Monday, July 31, 2017

Today in Government Healthcare: Obamacare Price Fixing Scheme Backfires; ER Room Use Not Reduced Under O'Care; Medicare Going Bankrupt & Carriers Run from Exchanges

I spent the morning getting caught on the latest industry news and am left with four telltale stories about the ineptitude of government healthcare:

1. Fewer and fewer insurers are even applying to offer Obamacare Exchange plans each yearIt was down 19% last year and another 38% this year.  Even an 'Obamacare Lawyer' can follow that math.  So, any bets on whether it will be down 57% next year or 76%?
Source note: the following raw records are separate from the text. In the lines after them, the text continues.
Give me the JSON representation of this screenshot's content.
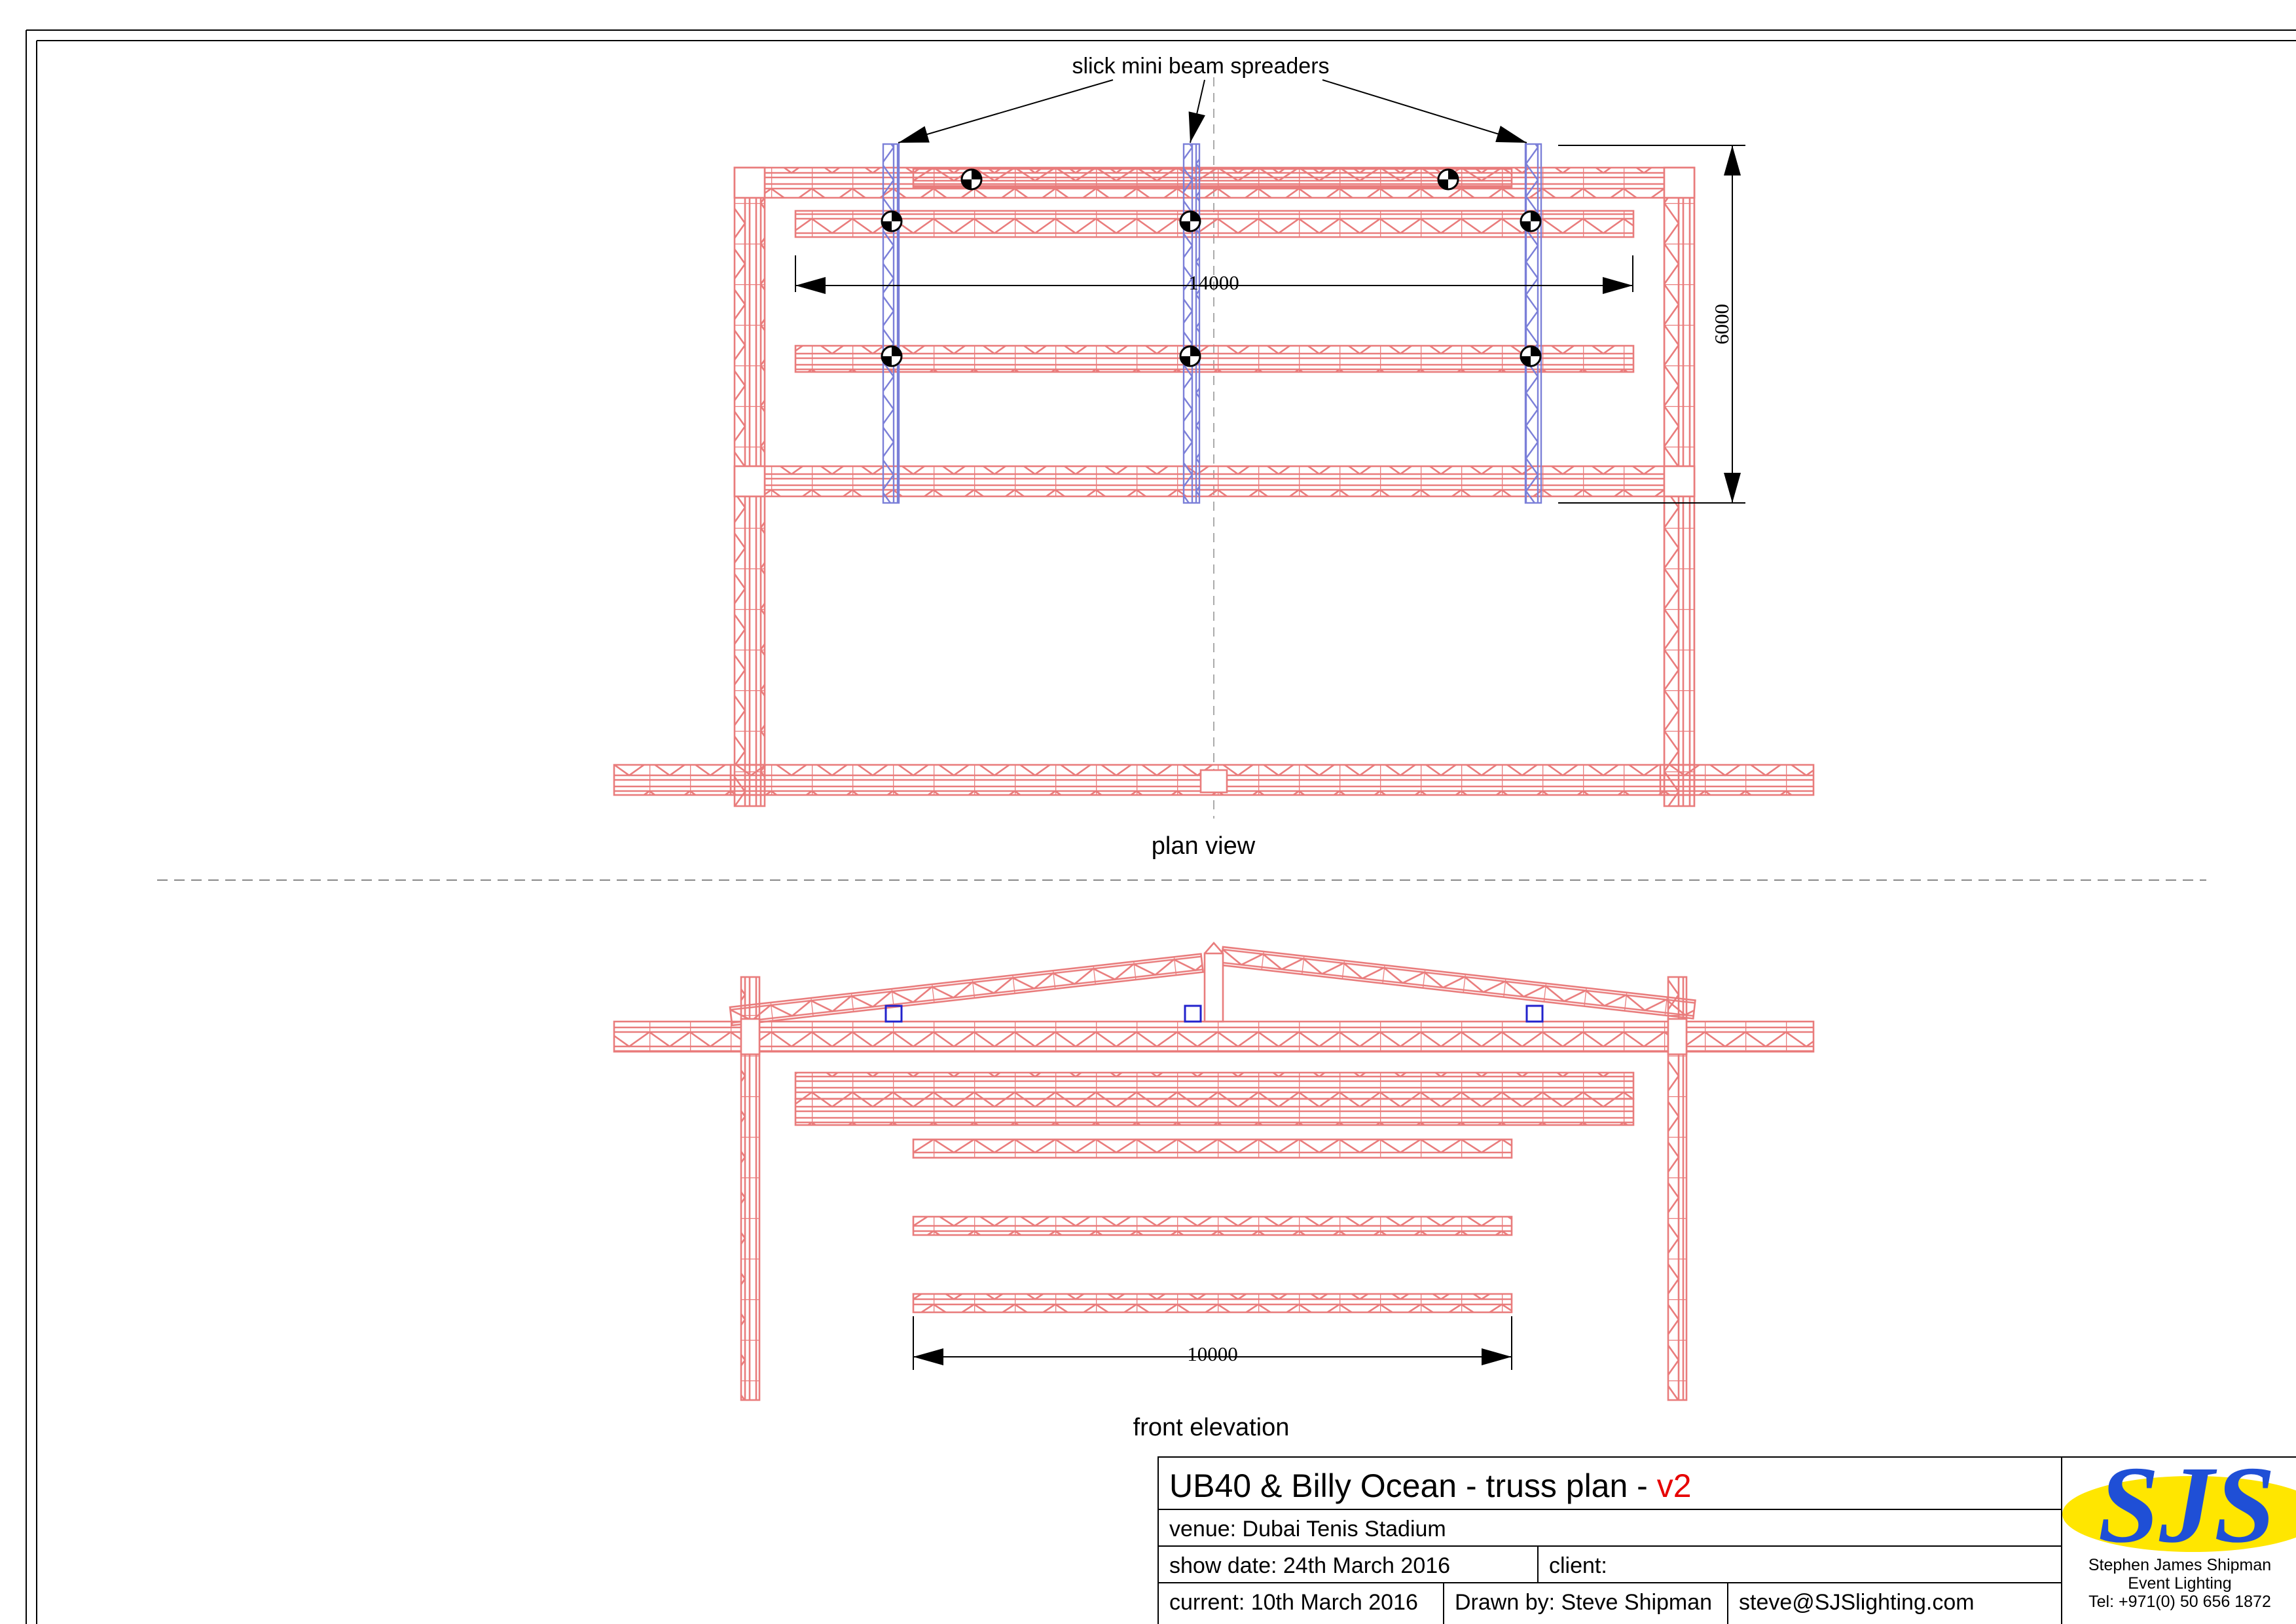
{
  "labels": {
    "spreaders": "slick mini beam spreaders",
    "plan_view": "plan view",
    "front_elevation": "front elevation",
    "dim_14000": "14000",
    "dim_6000": "6000",
    "dim_10000": "10000"
  },
  "title_block": {
    "title": "UB40 & Billy Ocean - truss plan - ",
    "version": "v2",
    "venue": "venue: Dubai  Tenis Stadium",
    "show_date": "show date: 24th March 2016",
    "client": "client:",
    "current": "current: 10th March 2016",
    "drawn_by": "Drawn by: Steve Shipman",
    "email": "steve@SJSlighting.com"
  },
  "logo": {
    "letters": "SJS",
    "line1": "Stephen James Shipman",
    "line2": "Event Lighting",
    "line3": "Tel: +971(0) 50 656 1872"
  },
  "colors": {
    "truss": "#e97c7c",
    "spreader": "#7b7fd8",
    "logo_blue": "#1f4fd6",
    "logo_yellow": "#ffe600",
    "version_red": "#e60000"
  }
}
2. The federal government's attempt to fix prices in Obamacare backfired as a University of Chicago study reveals that the Medical Loss Ratio Rules (MLR) have had no impact on premiums at all.  In fact, in some cases things were probably made worse as insurers make more money if they spend more on medical claims. Thus it benefits insurers to spend more on claims and ameliorates their incentive to engage in claim cost control or fraud prevention. Lastly, prior to Obamacare insurers were less afraid to be more aggressive with pricing in some years because they knew if they made a mistake they could raise rates the following year.  Under the new rules they are far more constrained from doing so.

3. According to an independent analysis from the Society of Actuaries, the Medicare trust fund is projected to be depleted by 2029.  The paper goes on to state:
  • Total Medicare spending will continue to grow faster than the economy, increasing the pressure on beneficiary household budgets and the federal budget and threatening the program’s sustainability.
  • Changes are needed to improve Medicare’s long-term solvency and sustainability. The longer corrective measures are delayed, the worse the financial challenges will become and the greater the burden that might be imposed on beneficiaries and taxpayers.
But how many politicians will tell you that?  Don't touch my Medicare!  Good luck with that.

4. No, Obamacare's passage and Medicaid expansion did not reduce emergency room visits - even when specifically studied in a state that expanded Medicaid.  As Politifact concluded, "there’s strong evidence that emergency room usage hasn’t declined much, if at all, since the [ACA] largely took effect in 2013. There’s also evidence that it has increased."

This was not that hard to foresee, by any means.  In true life or death situations people will go to the emergency room.  That dataset will not change much pre or post ACA.  However, for those inconvenient, nagging injuries or illnesses that sit on the borderline, one stays away from the emergency room when they are uninsured and concerned at a massive resulting bill.  However, once that person is shielded from the cost of that decision by Medicaid or an Exchange Plan, the calculus changes.  This phenomenon is only exacerbated by Exchange Plans and Medicaid's notoriously low reimbursement rates reducing the number of doctors willing to see patients.  Eventually (or maybe even as a first option, as the case may be) the ER room becomes the go-to for fast and convenient care.